Eine 73 Stunden lange Reise im Hardseater-Abteil eines Zuges von einem Ende Chinas zum anderen – ob das eine intelligente Idee war, bezweifelte ich ehrlich gesagt ein wenig, als ich vor ein paar Tagen alleine am Bahnhof von Kashgar stand und auf meinen Zug wartete. Schließlich hätte ich mich genauso in einen komfortablen Flieger nach Beijing setzen können. Für unser letztes und mein bisher größtes Projekt innerhalb meines Freiwilligendiensts wollten wir es jedoch im wahrsten Sinne des Wortes auf die harte Tour versuchen. Damit wollten wir natürlich nicht nur schlichtweg Reisekosten sparen, sondern hatten zuvor schon einiges vorbereitet, was wir während der Zeit in die Tat umsetzen wollten.

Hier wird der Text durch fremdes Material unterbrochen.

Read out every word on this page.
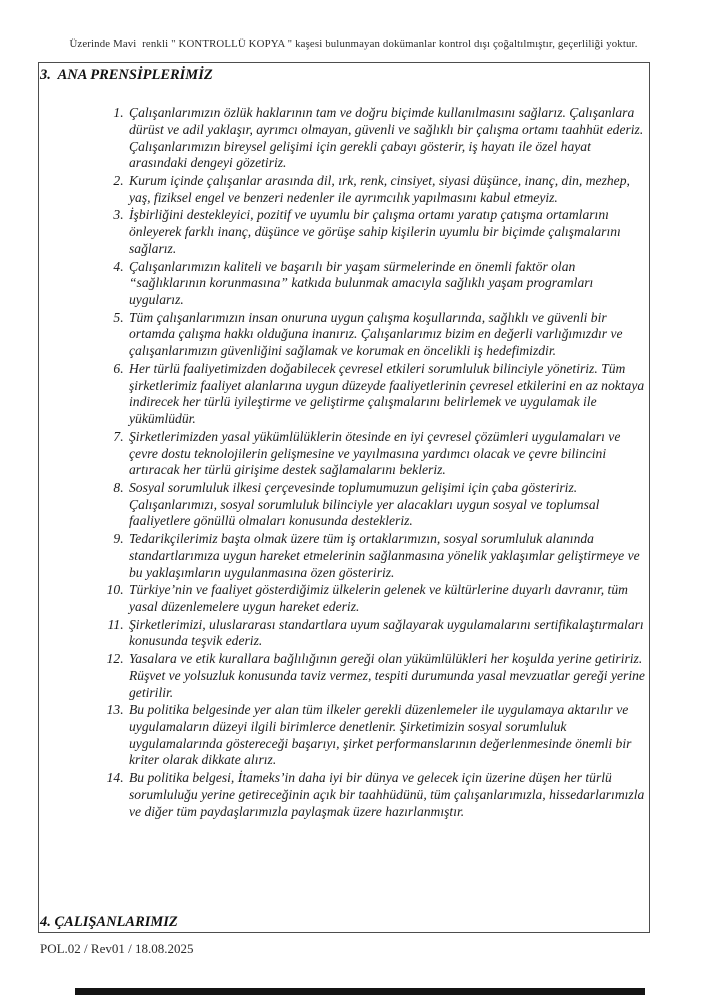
Üzerinde Mavi  renkli " KONTROLLÜ KOPYA " kaşesi bulunmayan dokümanlar kontrol dışı çoğaltılmıştır, geçerliliği yoktur.
3.  ANA PRENSİPLERİMİZ
1. Çalışanlarımızın özlük haklarının tam ve doğru biçimde kullanılmasını sağlarız. Çalışanlara dürüst ve adil yaklaşır, ayrımcı olmayan, güvenli ve sağlıklı bir çalışma ortamı taahhüt ederiz. Çalışanlarımızın bireysel gelişimi için gerekli çabayı gösterir, iş hayatı ile özel hayat arasındaki dengeyi gözetiriz.
2. Kurum içinde çalışanlar arasında dil, ırk, renk, cinsiyet, siyasi düşünce, inanç, din, mezhep, yaş, fiziksel engel ve benzeri nedenler ile ayrımcılık yapılmasını kabul etmeyiz.
3. İşbirliğini destekleyici, pozitif ve uyumlu bir çalışma ortamı yaratıp çatışma ortamlarını önleyerek farklı inanç, düşünce ve görüşe sahip kişilerin uyumlu bir biçimde çalışmalarını sağlarız.
4. Çalışanlarımızın kaliteli ve başarılı bir yaşam sürmelerinde en önemli faktör olan “sağlıklarının korunmasına” katkıda bulunmak amacıyla sağlıklı yaşam programları uygularız.
5. Tüm çalışanlarımızın insan onuruna uygun çalışma koşullarında, sağlıklı ve güvenli bir ortamda çalışma hakkı olduğuna inanırız. Çalışanlarımız bizim en değerli varlığımızdır ve çalışanlarımızın güvenliğini sağlamak ve korumak en öncelikli iş hedefimizdir.
6. Her türlü faaliyetimizden doğabilecek çevresel etkileri sorumluluk bilinciyle yönetiriz. Tüm şirketlerimiz faaliyet alanlarına uygun düzeyde faaliyetlerinin çevresel etkilerini en az noktaya indirecek her türlü iyileştirme ve geliştirme çalışmalarını belirlemek ve uygulamak ile yükümlüdür.
7. Şirketlerimizden yasal yükümlülüklerin ötesinde en iyi çevresel çözümleri uygulamaları ve çevre dostu teknolojilerin gelişmesine ve yayılmasına yardımcı olacak ve çevre bilincini artıracak her türlü girişime destek sağlamalarını bekleriz.
8. Sosyal sorumluluk ilkesi çerçevesinde toplumumuzun gelişimi için çaba gösteririz. Çalışanlarımızı, sosyal sorumluluk bilinciyle yer alacakları uygun sosyal ve toplumsal faaliyetlere gönüllü olmaları konusunda destekleriz.
9. Tedarikçilerimiz başta olmak üzere tüm iş ortaklarımızın, sosyal sorumluluk alanında standartlarımıza uygun hareket etmelerinin sağlanmasına yönelik yaklaşımlar geliştirmeye ve bu yaklaşımların uygulanmasına özen gösteririz.
10. Türkiye’nin ve faaliyet gösterdiğimiz ülkelerin gelenek ve kültürlerine duyarlı davranır, tüm yasal düzenlemelere uygun hareket ederiz.
11. Şirketlerimizi, uluslararası standartlara uyum sağlayarak uygulamalarını sertifikalaştırmaları konusunda teşvik ederiz.
12. Yasalara ve etik kurallara bağlılığının gereği olan yükümlülükleri her koşulda yerine getiririz. Rüşvet ve yolsuzluk konusunda taviz vermez, tespiti durumunda yasal mevzuatlar gereği yerine getirilir.
13. Bu politika belgesinde yer alan tüm ilkeler gerekli düzenlemeler ile uygulamaya aktarılır ve uygulamaların düzeyi ilgili birimlerce denetlenir. Şirketimizin sosyal sorumluluk uygulamalarında göstereceği başarıyı, şirket performanslarının değerlenmesinde önemli bir kriter olarak dikkate alırız.
14. Bu politika belgesi, İtameks’in daha iyi bir dünya ve gelecek için üzerine düşen her türlü sorumluluğu yerine getireceğinin açık bir taahhüdünü, tüm çalışanlarımızla, hissedarlarımızla ve diğer tüm paydaşlarımızla paylaşmak üzere hazırlanmıştır.
4. ÇALIŞANLARIMIZ
POL.02 / Rev01 / 18.08.2025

In China spielt die Bahn als Transportmittel eine weit größere Rolle als in Deutschland. Täglich überwinden unzählige Chinesen aller Schichten damit kilometerweite Strecken auf dem Weg zur Arbeit, Freunden, Familie oder einem Reiseziel. Wir haben uns deshalb gedacht, dass sich so eine lange Fahrt vorzüglich dazu eignen würde, um mithilfe der anderen Passagiere einen Einblick in die chinesische Mentalität zu gestalten. Dafür hatten wir zuvor einen Fragebogen konzipiert, der verschiedene Themengebiete abdeckte wie den Beruf, persönliche Zufriedenheit, die aktuelle Entwicklung des Landes aber auch das Bewusstsein über Ausländer in China oder Umweltprobleme. Mit insgesamt einhundert Bögen im Handgepäck erhofften wir uns, zu diesen Bereichen einige aussagekräftige Ergebnisse zu erhalten.

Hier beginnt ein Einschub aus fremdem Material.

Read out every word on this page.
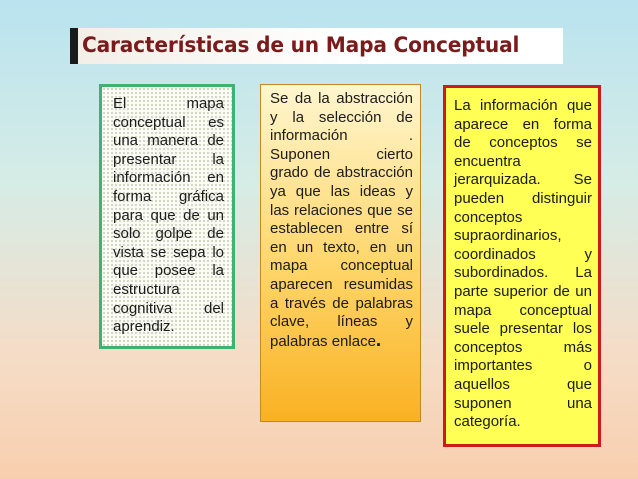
Características de un Mapa Conceptual
El mapa conceptual es una manera de presentar la información en forma gráfica para que de un solo golpe de vista se sepa lo que posee la estructura cognitiva del aprendiz.
Se da la abstracción y la selección de información . Suponen cierto grado de abstracción ya que las ideas y las relaciones que se establecen entre sí en un texto, en un mapa conceptual aparecen resumidas a través de palabras clave, líneas y palabras enlace.
La información que aparece en forma de conceptos se encuentra jerarquizada. Se pueden distinguir conceptos supraordinarios, coordinados y subordinados. La parte superior de un mapa conceptual suele presentar los conceptos más importantes o aquellos que suponen una categoría.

Weiterhin lag in der Umsetzung dieser selbstgestellten Aufgabe auch ein persönlicher Nutzen für mich selbst: das Ganze eignete sich einerseits wunderbar, um meine Chinesisch-Kenntnisse in einem völlig fremden Umfeld anzuwenden und herauszufinden, wie viel Kommunikation nach einem Jahr in China für mich möglich war. In diesem Zusammenhang erhoffte ich mir, viele neue Menschen mit interessanten Geschichten kennenzulernen und zu testen, ob sich das Bild, das ich mir in den letzten Monaten von meinem Gastland gemacht hatte, als richtig erweisen würde. Insgesamt sah ich Reise vor allem als finale Prüfung: wie belastbar bin ich durch China geworden, wie sehr habe ich mich weiterentwickelt, was habe ich gelernt? Habe ich meinen Freiwilligendienst richtig genutzt?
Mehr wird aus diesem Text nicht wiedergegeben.